Senator ANNING (Queensland) (12:19): This is not my first speech. I rise to speak to the Superannuation Laws Amendment (Strengthening Trustee Arrangements) Bill 2017 currently before the Senate. This legislation seeks to ensure that, within three years, all superannuation boards have at least one-third independent non-executive directors and an independent chairman. The clear purpose of this legislation is to prevent conflicts of interest and to better protect fund members' interests.

The government has developed this legislation in response to concerns expressed by the regulator, APRA, that some trustees of superannuation funds did not appear to be putting the best interests of members first. Concerns have been expressed that some industry super funds have boards stacked with union officials whose first loyalty may be to their unions and not just the superannuation fund members. This is a clear conflict of interest. This may mean that members' funds may not be invested with the sole aim of maximizing returns, but may instead be invested in a manner that supports the political goals of unions. What this legislation does not consider, however, is the excess fees charged by retail super funds. In contrast, on not-for-profit industry superannuation, the Rainmaker report on revenue collected from Australia's $2.1 trillion in superannuation assets found that the banks pocketed almost $9 billion in fees, taken directly from the superannuation of ordinary working Australians. In fact, a report by the Grattan Institute found that, thanks to the retail superannuation sector, super fees overall in Australia were around three times the median OECD rate.

The involvement of banks in running retail super funds puts them centrestage in the fee gouging of Aussie workers. It is disappointing that the government has ignored this pressing issue and only focused on the role of unions in super funds. In addition to the fee rip-off, which the bill before us ignores, concerns have been expressed that imposing a quota for independent directors may lead to less qualified directors ending up on boards. Given the issue of the banks charging excessive super fees, there is a real risk that the proposed legislation may lead to boards stacked with banking and finance professionals who will reduce the accountability of boards to fund members and will further drive up fees. Other concerns have included that tinkering with the corporate governance of funds that are currently performing well may place at risk the rates of growth achieved by existing directors. A number of organisations have approached me and expressed grave concerns. Whether the proposed change is good or bad is clearly going to depend on how the position of 'independent director' is defined in the legislation. I am not confident that the definition proposed by the government in the current bill achieves the necessary balance.
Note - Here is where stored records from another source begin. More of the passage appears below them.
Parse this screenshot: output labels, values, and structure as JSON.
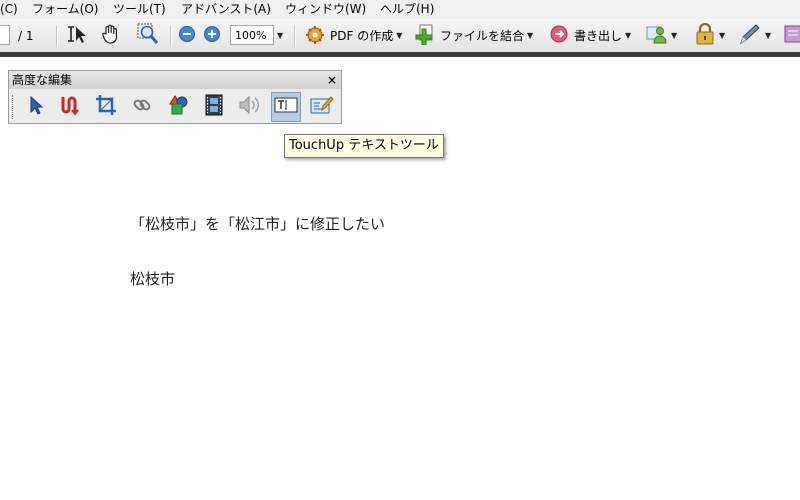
{
  "menu": {
    "items": [
      "(C)",
      "フォーム(O)",
      "ツール(T)",
      "アドバンスト(A)",
      "ウィンドウ(W)",
      "ヘルプ(H)"
    ]
  },
  "toolbar": {
    "page_total": "/ 1",
    "zoom_value": "100%",
    "create_pdf_label": "PDF の作成",
    "combine_files_label": "ファイルを結合",
    "export_label": "書き出し"
  },
  "panel": {
    "title": "高度な編集",
    "close": "×",
    "active_tool": "touchup-text"
  },
  "tooltip": {
    "text": "TouchUp テキストツール"
  },
  "document": {
    "line1": "「松枝市」を「松江市」に修正したい",
    "line2": "松枝市"
  },
  "colors": {
    "accent": "#2a63b8",
    "toolbar_dark": "#3d3d3d",
    "tooltip_bg": "#ffffe1"
  }
}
While supporting the intent of the government to fix the real problem identified by APRA, I also wish to ensure that changes made do not accidently force well-run super funds to shed highly qualified and capable directors because they fail to comply with the government's requirements. I am therefore foreshadowing an amendment to the definition of 'independent director'. Instead of the long and involved definition proposed by the government, my proposal is to simply adopt the existing corporate definition. Given that the government's declared intent for this and other related bills is to bring superannuation fund governance into line with standard corporate governance principles, I cannot see that my proposed amendment would be objectionable to the government.